En l'absence d'autres indications, il importe de préciser que le salarié qui conteste le solde de tout compte établi par l'employeur doit motiver sa dénonciation et indiquer, à tout le moins, les éléments sur lesquels porte sa dénonciation.

Une simple dénonciation pourrait a priori suffire mais le salarié a intérêt à donner des précisions sur les éléments qu'il estime lui être dus, afin de préserver ses droits dans la perspective d'un éventuel litige devant le conseil de prud'hommes.

En cas de signature du solde de tout compte, le salarié ne peut plus contester la perception des éléments qui y sont mentionnés, au-delà du délai de 6 mois à compter de sa signature.

En sens inverse, le salarié peut toujours prétendre à la réclamation des sommes ou indemnités non mentionnés sur le solde de tout compte, 6 mois après la signature du reçu.

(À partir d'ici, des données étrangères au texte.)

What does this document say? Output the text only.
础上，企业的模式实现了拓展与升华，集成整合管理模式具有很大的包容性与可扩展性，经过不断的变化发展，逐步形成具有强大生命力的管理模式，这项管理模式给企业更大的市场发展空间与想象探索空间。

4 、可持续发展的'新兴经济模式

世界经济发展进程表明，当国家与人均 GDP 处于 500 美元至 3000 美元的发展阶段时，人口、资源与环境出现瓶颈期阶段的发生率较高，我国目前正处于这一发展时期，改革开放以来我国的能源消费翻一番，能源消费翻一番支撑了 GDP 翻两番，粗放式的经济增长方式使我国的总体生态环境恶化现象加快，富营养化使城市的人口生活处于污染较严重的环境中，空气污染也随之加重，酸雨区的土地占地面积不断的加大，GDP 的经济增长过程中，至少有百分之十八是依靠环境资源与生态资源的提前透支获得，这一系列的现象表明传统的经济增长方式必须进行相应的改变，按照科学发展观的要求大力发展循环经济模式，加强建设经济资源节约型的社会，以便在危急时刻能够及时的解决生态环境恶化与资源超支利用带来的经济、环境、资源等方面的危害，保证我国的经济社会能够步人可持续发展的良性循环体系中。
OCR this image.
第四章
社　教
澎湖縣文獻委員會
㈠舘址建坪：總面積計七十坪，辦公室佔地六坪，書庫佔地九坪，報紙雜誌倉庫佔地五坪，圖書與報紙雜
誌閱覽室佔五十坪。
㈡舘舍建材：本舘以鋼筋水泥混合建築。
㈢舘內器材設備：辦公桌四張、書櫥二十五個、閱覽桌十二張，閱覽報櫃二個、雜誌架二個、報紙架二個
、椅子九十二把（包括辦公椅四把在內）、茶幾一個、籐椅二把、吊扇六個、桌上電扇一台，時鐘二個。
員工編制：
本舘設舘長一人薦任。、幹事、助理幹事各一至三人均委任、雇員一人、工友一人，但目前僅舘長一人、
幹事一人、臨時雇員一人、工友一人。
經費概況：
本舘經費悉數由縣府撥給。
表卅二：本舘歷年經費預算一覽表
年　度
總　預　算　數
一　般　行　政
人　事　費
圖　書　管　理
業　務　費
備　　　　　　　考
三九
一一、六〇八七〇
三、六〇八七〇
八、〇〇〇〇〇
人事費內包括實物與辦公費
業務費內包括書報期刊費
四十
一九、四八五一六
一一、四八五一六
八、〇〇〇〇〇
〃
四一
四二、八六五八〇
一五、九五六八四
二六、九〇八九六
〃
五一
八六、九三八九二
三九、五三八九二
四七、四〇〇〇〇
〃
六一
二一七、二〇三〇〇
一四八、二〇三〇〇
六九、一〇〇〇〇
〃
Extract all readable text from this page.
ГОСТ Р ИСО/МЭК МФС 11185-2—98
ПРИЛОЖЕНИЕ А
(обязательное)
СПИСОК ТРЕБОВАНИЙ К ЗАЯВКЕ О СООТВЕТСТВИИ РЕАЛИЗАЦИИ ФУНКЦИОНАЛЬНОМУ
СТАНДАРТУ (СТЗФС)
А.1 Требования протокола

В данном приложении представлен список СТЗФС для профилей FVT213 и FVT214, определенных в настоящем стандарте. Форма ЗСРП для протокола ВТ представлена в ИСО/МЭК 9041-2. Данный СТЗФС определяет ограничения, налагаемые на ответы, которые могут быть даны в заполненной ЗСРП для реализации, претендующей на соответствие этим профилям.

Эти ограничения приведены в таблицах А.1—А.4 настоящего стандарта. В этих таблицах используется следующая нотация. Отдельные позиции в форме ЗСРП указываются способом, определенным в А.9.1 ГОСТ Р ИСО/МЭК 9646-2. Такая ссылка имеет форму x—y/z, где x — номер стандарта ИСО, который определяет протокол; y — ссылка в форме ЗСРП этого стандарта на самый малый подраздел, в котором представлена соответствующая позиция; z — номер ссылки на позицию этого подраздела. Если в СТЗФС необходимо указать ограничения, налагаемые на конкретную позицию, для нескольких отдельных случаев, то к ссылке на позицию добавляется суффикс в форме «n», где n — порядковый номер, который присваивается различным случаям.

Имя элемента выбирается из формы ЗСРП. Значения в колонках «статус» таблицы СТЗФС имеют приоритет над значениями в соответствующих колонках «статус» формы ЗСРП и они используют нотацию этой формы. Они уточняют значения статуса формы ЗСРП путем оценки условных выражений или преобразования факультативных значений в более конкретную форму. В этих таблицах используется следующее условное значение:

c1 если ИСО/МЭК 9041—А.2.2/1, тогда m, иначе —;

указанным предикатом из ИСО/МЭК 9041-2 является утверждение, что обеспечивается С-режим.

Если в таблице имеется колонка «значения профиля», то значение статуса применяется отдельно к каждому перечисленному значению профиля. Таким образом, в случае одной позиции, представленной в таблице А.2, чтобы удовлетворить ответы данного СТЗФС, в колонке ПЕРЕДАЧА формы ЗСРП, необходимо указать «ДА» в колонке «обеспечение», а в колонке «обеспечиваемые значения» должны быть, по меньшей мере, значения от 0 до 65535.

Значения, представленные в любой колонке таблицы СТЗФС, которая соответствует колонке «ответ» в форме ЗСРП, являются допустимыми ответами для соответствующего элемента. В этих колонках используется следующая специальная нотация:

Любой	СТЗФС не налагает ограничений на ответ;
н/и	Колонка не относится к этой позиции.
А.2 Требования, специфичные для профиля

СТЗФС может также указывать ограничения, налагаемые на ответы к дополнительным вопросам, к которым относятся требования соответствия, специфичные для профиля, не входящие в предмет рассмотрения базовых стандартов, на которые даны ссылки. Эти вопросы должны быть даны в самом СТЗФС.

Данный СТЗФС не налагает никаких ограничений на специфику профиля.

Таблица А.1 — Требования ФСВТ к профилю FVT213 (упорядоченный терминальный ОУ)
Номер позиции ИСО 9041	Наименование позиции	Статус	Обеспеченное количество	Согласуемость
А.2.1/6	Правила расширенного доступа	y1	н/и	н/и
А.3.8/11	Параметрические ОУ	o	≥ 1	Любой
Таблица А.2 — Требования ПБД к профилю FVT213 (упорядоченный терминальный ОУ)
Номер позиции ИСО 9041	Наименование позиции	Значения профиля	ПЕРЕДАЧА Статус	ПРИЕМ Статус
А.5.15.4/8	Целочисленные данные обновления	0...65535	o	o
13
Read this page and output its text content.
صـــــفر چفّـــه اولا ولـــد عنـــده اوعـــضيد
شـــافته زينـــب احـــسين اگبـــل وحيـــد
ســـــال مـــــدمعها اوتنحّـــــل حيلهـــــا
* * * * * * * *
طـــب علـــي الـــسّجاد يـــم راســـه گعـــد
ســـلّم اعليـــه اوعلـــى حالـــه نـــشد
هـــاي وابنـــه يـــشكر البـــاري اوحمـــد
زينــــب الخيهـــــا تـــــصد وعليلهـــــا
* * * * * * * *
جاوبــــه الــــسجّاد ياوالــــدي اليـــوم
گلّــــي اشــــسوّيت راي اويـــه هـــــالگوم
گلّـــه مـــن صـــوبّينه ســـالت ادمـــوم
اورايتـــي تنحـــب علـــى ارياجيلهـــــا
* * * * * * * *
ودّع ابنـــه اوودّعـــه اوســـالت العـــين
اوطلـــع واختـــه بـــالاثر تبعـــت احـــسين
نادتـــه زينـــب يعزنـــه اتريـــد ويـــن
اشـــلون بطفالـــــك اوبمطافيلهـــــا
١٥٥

5. Réserves portées sur le solde de tout compte

La question se pose enfin de savoir comment apprécier les réserves portées par le salarié sur le reçu pour solde de tout compte (ex. « bon pour solde de tout compte sous réserve de mes droits. »).

Selon la Cour de cassation « la mention " sous réserve des commissions restant à payer " ne saurait priver le reçu d'effet libératoire pour l'employeur à l'égard des éléments de rémunération dont le paiement avait été envisagé au moment du règlement de compte » (Cass. soc. 24 novembre 1993 n° 89-45.727).

En d'autres termes, la signature du solde de tout compte vaut reconnaissance de l'ensemble des sommes qui y figurent par le salarié, même si celui-ci reste libre de revendiquer d'autres sommes.

Enfin, rappelons que seule une transaction peut définitivement mettre un terme au litige pouvant exister entre l'employeur et le salarié.